Al Qaeda Boss Zawahiri Pledges Allegiance to New Taliban Leader
The announcement comes on the heels of news of Mullah Omar's death in 2013.
The announcement of Taliban leader Mullah Mohammed Omar’s death has set off a power struggle within the group, with some members pointedly refusing to support his successor, Mullah Akhtar Mohammad Mansour. The new Taliban leader scored an important victory Thursday, however, when al Qaeda boss Ayman al-Zawahiri -- one of the most prominent jihadis in the world -- pledged allegiance to the Taliban.
The announcement of Taliban leader Mullah Mohammed Omar’s death has set off a power struggle within the group, with some members pointedly refusing to support his successor, Mullah Akhtar Mohammad Mansour. The new Taliban leader scored an important victory Thursday, however, when al Qaeda boss Ayman al-Zawahiri — one of the most prominent jihadis in the world — pledged allegiance to the Taliban.
In a message distributed on Twitter and translated by the SITE Intelligence Group, which monitors online jihadi statements, Zawahiri eulogized Mullah Omar and pledged both his own and al Qaeda’s loyalty to Mullah Mansour. “We are your soldiers and your supporters and a brigade of your brigades,” Zawahiri said.
Zawahiri’s statement comes as Mullah Mansour has struggled to secure the loyalty of other key players within the hard-line Islamist movement. Earlier this month, the Taliban’s political chief in Qatar resigned in protest over how Mullah Mansour was picked. Mullah Mansour’s selection is considered by analysts to have empowered the Pakistani branch of the Taliban and the Haqqani network, which is considered a terrorist group by the United States. (The Taliban, by contrast, is not formally listed as such.) The political chief, Syed Tayyab Agha, said that Mullah Mansour’s choice was a “great historical mistake” and noted that he had been “appointed outside the country and from the people who are residing outside the country,” a reference to the Pakistani branch’s ascendancy and perhaps its links to the Pakistani government.

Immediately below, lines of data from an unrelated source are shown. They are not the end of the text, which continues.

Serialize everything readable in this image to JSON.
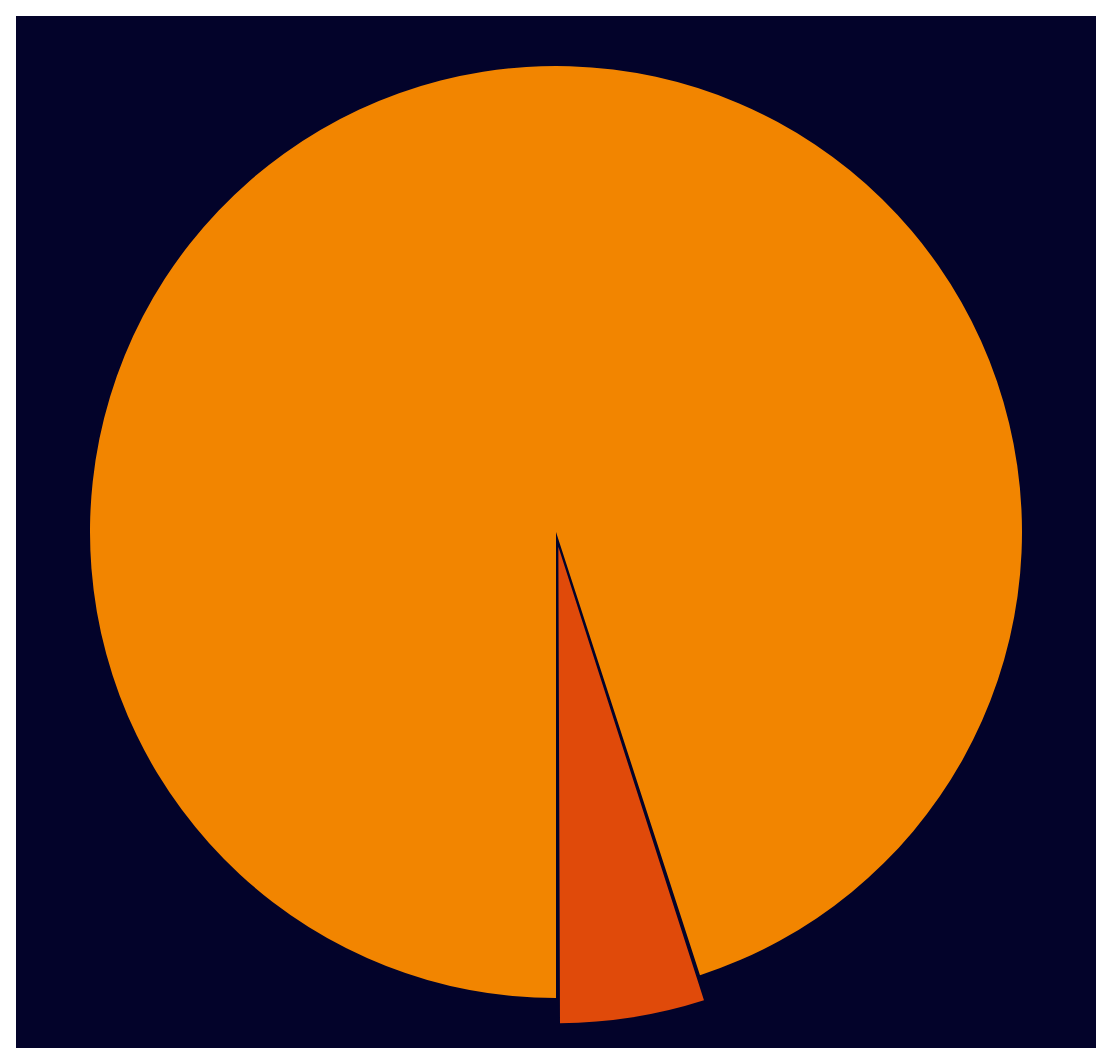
{
  "chart_data": {
    "type": "pie",
    "categories": [
      null,
      null
    ],
    "values": [
      95,
      5
    ],
    "colors": [
      "#f28500",
      "#e04a0a"
    ],
    "legend": false
  }
}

Mullah Mansour has also struggled to win support in the broader jihadi community. A joint eulogy of Mullah Omar published by three al Qaeda affiliates — al-Nusra Front in Syria, the Yemen-based al Qaeda in the Arabian Peninsula, and the North African al Qaeda in the Islamic Maghreb — pointedly did not mention Mullah Mansour’s name. It is unclear to what extent the statement of Zawahiri, the leader of what remains of the so-called “core al Qaeda” that was responsible for the 9/11 attacks, signals that Mullah Mansour has secured broad support within the al Qaeda network. Each al Qaeda affiliate has their own leader, and several have clashed with — or entirely ignored — Zawahiri in the past.
The appointment of Mullah Mansour comes as the Taliban has been exploring peace talks with the Afghan government. Those negotiations were recently suspended, and on Thursday Afghan officials arrived in Pakistan to discuss their revival.
Mullah Mansour is believed to favor such talks, but there are reportedly deep divisions within the movement about whether to seek a negotiated end to the country’s long-running civil war or to continue an insurgency that has been gaining momentum with the gradual withdrawal of U.S. and NATO forces from Afghanistan. According to U.N. figures, civilian casualties sharply increased during the first half of 2015, with more than 1,500 killed.
For that reason, Zawahiri’s statement comes at an interesting moment for jihadi politics. Possible splintering within the Taliban may result in some commanders abandoning the group for the Islamic State, a group with which al Qaeda is in intense competition for the position of top dog within the broader world of Islamist terrorist groups. In his pledge of allegiance to Mullah Mansour, Zawahiri recalled Osama bin Laden’s decision to pledge allegiance to the Taliban and placed his decision to do the same within that context.
“In the world, there was no other legitimate emirate,” Zawahiri said, referring to the Afghan Taliban regime toppled by the United States in the aftermath of 9/11. “So it waged jihad to promote virtue and prohibit vice, and established sharia. The mujahideen and the immigrants felt from it honesty and loyalty, so they pledged allegiance to it. The renewer Imam Osama bin Laden, may Allah have mercy on him, pledged allegiance to it and called upon the Muslims to pledge allegiance to it, and he declared his pledge to it to be a great pledge.”
Another portion of the letter seemed to be a shot across the bow of the Islamic State. “We pledge allegiance to you to establish the Islamic caliphate that rises on the selection of the Muslims and their approval, and spreads justice and consultation, and achieves security, removes injustice, restores rights, and raises the banner of jihad,” Zawahiri wrote. Those first few words are key. Senior Islamic State leaders say they’ve already established an Islamic caliphate in the areas of Iraq and Syria they control. Zawahiri, by contrast, says no such caliphate currently exists — and promises to fight alongside the Taliban as they seek to create one.